I’m aware that I’m some three years late on this, but I can’t help but disagree with you here. I’m all for having default safeguards on our Really Powerful Optimization Process to prevent people from condemning themselves to eternal hell or committing suicide on a whim—maybe something along the lines of the doctor’s Do No Harm. You could phrase it, if not formalize it, something like:
‘If a decision will predictably lead to consequences horrifying to those it affects, the system will refuse to help—if you wish to self destruct, you must do so with your own strength.’
Beyond that, though—the advantage to Libertarianism is that you can implement any other system you want in it. If you want the AI to remove low-value choices from your environment, you are welcome to instruct it to do that. If you want it to prohibit you, in the future, from subtler methods of self-destruction, you are free to do that too. These options were available to Phaethon in the series, and he refused to take them—because, frankly, the protagonist of those novels was an idiot.
It is certainly true that human choice is a fragile and whimsical thing—but that doesn’t mean that it has no value. If people are made unhappy by the default behavior of the system, they have the choice to change it, at least where it affects them. It feels wrong to me for you to suggest that we prohibit people from judging otherwise, forever, as part of the design for our superintelligences. Our lives have always been lived on the precipice of disaster, and we have always been given choices that limit those risks.

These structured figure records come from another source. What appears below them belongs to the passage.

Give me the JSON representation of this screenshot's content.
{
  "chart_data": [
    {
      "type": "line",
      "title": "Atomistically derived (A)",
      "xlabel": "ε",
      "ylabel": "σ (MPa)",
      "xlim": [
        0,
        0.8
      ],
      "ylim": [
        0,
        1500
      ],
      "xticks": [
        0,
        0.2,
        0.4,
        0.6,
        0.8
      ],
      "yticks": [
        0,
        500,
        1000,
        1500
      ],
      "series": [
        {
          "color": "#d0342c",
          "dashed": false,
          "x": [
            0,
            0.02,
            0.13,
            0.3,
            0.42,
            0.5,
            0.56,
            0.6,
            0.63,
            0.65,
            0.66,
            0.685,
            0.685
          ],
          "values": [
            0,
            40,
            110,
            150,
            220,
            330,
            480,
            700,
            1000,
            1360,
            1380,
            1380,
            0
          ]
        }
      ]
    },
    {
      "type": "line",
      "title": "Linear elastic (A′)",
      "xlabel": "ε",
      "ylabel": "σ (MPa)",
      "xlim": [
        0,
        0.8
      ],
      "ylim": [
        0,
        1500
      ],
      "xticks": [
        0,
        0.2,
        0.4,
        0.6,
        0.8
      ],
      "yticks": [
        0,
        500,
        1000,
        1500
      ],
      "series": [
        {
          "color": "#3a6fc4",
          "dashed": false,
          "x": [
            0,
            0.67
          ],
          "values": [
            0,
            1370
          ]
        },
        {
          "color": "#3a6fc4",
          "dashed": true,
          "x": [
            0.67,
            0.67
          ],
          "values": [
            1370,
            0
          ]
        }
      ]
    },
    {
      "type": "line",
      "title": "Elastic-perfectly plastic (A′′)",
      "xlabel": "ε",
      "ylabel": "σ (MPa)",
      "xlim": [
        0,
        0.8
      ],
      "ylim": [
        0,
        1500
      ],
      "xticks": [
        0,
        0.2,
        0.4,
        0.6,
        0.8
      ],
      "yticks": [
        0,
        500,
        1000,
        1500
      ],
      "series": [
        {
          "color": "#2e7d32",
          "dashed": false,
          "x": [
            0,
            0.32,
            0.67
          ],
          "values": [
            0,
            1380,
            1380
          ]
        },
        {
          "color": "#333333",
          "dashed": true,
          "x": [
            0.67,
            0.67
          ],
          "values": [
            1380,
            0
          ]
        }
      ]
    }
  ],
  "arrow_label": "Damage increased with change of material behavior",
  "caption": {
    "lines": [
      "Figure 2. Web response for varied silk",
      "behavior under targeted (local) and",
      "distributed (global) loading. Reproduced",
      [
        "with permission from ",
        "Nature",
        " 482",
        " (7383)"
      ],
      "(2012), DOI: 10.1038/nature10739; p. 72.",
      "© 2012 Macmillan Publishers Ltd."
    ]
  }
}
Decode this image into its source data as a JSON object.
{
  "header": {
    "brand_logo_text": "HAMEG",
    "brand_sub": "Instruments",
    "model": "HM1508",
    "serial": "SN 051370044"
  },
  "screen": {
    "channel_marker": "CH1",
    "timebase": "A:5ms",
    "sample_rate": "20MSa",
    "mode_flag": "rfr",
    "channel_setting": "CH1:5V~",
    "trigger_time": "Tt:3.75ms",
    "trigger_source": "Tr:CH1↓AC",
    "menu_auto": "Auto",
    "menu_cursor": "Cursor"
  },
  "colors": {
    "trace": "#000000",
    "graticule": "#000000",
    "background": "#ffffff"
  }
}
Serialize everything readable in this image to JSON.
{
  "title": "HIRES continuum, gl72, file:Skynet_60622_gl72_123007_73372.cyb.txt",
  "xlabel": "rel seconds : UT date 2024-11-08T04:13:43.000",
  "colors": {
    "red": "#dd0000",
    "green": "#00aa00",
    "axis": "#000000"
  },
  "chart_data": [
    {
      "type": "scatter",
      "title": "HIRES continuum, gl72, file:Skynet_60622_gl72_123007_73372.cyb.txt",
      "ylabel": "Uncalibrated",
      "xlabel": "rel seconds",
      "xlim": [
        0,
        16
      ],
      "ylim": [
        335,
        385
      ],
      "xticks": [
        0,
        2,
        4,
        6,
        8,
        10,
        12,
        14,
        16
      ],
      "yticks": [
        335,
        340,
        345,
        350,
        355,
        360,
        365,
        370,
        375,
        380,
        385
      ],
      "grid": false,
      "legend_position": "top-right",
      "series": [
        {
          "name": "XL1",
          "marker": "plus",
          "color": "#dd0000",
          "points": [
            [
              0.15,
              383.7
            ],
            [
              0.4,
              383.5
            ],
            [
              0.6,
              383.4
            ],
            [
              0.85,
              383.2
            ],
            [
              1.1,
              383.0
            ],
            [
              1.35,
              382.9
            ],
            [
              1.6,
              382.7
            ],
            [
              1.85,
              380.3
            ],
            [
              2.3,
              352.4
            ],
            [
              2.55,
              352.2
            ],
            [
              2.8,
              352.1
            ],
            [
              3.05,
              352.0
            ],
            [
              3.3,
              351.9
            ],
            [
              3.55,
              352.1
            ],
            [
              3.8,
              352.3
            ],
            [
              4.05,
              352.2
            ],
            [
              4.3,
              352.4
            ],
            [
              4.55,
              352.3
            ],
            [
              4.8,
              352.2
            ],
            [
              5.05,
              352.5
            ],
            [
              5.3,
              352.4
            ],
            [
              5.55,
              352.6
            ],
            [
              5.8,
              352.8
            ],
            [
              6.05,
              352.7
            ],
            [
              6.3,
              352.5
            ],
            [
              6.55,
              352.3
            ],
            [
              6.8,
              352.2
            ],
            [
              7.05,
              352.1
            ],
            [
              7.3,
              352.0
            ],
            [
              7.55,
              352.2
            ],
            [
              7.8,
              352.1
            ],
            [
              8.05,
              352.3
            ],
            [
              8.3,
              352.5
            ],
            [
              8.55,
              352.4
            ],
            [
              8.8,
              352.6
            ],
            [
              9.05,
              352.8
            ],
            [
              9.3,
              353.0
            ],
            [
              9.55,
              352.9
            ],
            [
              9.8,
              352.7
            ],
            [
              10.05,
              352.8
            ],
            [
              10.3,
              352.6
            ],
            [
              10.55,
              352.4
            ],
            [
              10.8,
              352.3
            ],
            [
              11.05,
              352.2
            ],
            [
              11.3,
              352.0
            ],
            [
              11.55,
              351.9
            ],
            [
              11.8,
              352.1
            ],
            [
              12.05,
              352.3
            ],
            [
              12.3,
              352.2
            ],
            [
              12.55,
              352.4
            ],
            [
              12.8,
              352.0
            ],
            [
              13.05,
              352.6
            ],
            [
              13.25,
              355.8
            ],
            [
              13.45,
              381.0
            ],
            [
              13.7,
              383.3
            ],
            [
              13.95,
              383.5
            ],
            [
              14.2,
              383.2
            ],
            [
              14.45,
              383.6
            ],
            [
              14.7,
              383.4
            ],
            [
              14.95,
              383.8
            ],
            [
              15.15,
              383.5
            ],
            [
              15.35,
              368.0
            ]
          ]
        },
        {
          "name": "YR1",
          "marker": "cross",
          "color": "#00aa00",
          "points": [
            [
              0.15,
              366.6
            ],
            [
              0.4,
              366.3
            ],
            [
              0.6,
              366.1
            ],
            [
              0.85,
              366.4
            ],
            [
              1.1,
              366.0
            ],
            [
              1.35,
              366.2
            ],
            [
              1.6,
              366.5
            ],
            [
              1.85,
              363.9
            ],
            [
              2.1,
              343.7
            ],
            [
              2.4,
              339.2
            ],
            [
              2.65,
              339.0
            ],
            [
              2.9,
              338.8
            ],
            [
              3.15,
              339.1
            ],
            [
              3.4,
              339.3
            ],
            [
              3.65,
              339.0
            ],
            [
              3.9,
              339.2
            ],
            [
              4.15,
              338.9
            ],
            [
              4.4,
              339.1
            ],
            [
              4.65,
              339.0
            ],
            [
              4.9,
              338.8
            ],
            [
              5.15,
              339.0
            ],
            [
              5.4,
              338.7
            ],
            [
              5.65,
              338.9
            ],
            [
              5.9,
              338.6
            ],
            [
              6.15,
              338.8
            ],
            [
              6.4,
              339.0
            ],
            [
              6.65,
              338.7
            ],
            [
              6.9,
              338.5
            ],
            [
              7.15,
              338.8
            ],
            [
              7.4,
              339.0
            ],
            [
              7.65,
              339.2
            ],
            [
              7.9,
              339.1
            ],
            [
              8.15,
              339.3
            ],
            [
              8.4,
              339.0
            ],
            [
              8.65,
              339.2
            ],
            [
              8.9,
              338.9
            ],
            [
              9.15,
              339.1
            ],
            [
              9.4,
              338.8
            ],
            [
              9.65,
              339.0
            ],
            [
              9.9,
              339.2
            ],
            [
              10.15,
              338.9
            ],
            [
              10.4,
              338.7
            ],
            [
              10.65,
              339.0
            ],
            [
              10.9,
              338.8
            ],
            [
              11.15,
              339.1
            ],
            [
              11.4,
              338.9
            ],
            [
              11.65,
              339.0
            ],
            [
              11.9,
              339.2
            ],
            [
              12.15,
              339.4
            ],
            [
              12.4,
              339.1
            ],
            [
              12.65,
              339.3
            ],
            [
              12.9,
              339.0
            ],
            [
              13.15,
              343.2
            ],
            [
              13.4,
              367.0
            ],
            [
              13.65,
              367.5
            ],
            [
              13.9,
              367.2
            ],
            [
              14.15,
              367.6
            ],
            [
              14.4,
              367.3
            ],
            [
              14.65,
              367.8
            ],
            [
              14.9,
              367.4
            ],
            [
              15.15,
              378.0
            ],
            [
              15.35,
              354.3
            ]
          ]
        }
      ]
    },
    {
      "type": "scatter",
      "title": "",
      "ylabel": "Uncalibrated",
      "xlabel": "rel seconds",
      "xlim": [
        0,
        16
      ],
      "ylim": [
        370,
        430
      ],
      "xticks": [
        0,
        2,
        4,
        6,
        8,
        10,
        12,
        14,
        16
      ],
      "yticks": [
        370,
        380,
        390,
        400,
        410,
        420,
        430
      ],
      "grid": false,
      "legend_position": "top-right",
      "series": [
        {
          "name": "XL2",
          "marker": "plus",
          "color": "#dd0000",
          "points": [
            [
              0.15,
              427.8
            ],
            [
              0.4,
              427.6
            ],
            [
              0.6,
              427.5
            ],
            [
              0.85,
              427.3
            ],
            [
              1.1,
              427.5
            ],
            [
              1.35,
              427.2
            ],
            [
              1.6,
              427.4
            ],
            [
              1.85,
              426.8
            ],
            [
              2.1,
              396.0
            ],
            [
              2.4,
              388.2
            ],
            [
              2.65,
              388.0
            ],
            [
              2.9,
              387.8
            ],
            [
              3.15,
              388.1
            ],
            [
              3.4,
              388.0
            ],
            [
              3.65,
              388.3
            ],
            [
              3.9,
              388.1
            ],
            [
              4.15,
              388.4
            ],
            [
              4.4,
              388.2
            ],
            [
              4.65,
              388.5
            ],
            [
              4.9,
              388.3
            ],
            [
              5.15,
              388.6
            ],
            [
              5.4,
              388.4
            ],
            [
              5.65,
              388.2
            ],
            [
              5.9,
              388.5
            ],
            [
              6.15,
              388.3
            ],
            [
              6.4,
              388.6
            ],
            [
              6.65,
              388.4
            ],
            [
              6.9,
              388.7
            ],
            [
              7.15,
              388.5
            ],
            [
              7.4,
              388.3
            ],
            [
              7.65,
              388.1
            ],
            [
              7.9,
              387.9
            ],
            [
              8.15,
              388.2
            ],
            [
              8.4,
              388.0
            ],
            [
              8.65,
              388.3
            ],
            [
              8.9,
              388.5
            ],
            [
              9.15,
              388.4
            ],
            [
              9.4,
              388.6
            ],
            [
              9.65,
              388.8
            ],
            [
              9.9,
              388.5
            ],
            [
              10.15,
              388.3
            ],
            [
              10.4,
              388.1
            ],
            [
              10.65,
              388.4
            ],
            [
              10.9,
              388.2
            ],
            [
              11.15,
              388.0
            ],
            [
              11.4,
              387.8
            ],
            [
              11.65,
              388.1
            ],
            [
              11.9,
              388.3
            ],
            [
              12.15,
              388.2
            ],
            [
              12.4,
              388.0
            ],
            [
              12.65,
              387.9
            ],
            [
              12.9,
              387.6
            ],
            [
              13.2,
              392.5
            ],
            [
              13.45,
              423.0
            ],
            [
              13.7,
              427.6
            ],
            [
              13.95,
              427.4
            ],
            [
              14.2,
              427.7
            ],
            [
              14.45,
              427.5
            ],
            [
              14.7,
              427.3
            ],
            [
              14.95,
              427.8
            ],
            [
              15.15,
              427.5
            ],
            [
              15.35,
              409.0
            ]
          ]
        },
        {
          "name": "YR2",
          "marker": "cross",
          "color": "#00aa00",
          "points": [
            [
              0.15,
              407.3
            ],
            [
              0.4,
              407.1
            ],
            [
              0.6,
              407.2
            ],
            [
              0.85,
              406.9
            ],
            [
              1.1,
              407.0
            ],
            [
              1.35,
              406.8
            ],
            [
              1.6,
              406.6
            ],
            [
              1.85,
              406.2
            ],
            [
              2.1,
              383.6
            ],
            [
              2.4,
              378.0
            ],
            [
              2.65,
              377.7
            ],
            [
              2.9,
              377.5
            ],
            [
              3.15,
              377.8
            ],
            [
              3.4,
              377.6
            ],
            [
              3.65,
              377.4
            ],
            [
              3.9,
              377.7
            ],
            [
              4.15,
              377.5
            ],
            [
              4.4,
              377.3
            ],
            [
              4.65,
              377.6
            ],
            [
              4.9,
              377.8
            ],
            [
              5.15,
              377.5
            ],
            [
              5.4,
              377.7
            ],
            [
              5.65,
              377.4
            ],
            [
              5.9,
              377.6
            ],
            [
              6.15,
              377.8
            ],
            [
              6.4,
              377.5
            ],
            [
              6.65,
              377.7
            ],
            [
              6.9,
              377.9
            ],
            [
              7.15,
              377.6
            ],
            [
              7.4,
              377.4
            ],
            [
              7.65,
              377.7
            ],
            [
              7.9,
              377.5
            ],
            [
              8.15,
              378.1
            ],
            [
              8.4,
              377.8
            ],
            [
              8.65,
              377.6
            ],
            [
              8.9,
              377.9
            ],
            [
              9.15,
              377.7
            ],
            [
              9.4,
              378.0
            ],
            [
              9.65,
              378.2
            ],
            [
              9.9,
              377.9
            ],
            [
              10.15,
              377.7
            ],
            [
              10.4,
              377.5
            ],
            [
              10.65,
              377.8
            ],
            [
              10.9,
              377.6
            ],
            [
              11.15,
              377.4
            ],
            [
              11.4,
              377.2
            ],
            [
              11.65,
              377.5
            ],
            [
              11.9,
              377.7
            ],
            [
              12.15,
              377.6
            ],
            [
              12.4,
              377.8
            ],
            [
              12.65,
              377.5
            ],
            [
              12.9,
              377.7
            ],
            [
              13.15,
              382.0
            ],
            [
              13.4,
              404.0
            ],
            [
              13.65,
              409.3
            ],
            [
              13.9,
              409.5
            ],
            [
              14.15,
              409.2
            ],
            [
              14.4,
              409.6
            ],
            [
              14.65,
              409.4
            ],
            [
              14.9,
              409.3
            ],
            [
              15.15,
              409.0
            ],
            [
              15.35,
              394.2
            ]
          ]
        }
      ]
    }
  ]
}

Just to make sure I understand the system you’re proposing: suppose there’s a Do No Harm rule like the one you propose, and I tell the AI to give me the option of “subtler methods of self-destruction” and the AI predicts that giving me that option is likely to lead to consequences that horrify someone it affects (or some more formal version of that condition).
In that case, the AI refuses to give me that option. Right?
If so, can you clarify how is that different from the OP’s proposed behavior in this case?
I should have clarified: I meant horrifying in a pretty extreme sense. Like, telling the machine to torture you forever, or destroy you completely, or remove your sense of boredom. .
Just doing something that, say, alienates all your friends wouldn’t qualify. Or loses all your money, if money is still a thing that makes sense. I was also including all the things that you CAN do with your own strength but probably shouldn’t. Building a machine to torture your upload forever wouldn’t be disallowed, but you might want to prohibit the system from letting you.
I meant the ‘Do No Harm’ rule to be a bare-minimal safeguard against producing a system with net negative utility because a small minority manage to put themselves into infinitely negative utility situations. Not to be a general-class ‘the system knows what is best’ measure, which is what it sounded to me like EY was proposing. Now, in his defense, this is probably, in the context of strong AI, a discussion of what the CEV of humanity might end up choosing wisely, but I don’t like it.
I don’t know that I agree with the OP’s proposed basis for distinction, but I at least have a reasonable feel for what it would preclude. (I would even agree that, given clients substantially like modern-day humans, precluding that stuff is reasonably ethical. That said, the notion that a system on the scale the OP is discussing would have clients substantially like modern-day humans and relate to them in a fashion substantially like the fictional example given strikes me as incomprehensibly absurd.)
I don’t quite understand the basis for distinction you’re suggesting instead. I mean, I understand the specific examples you’re listing for exclusion, of course (eternal torture, lack of boredom, complete destruction), but not what they have in common or how I might determine whether, for example, choosing to be eternally alienated from friendship should be allowed or disallowed. Is that sufficiently horrifying? How could one tell?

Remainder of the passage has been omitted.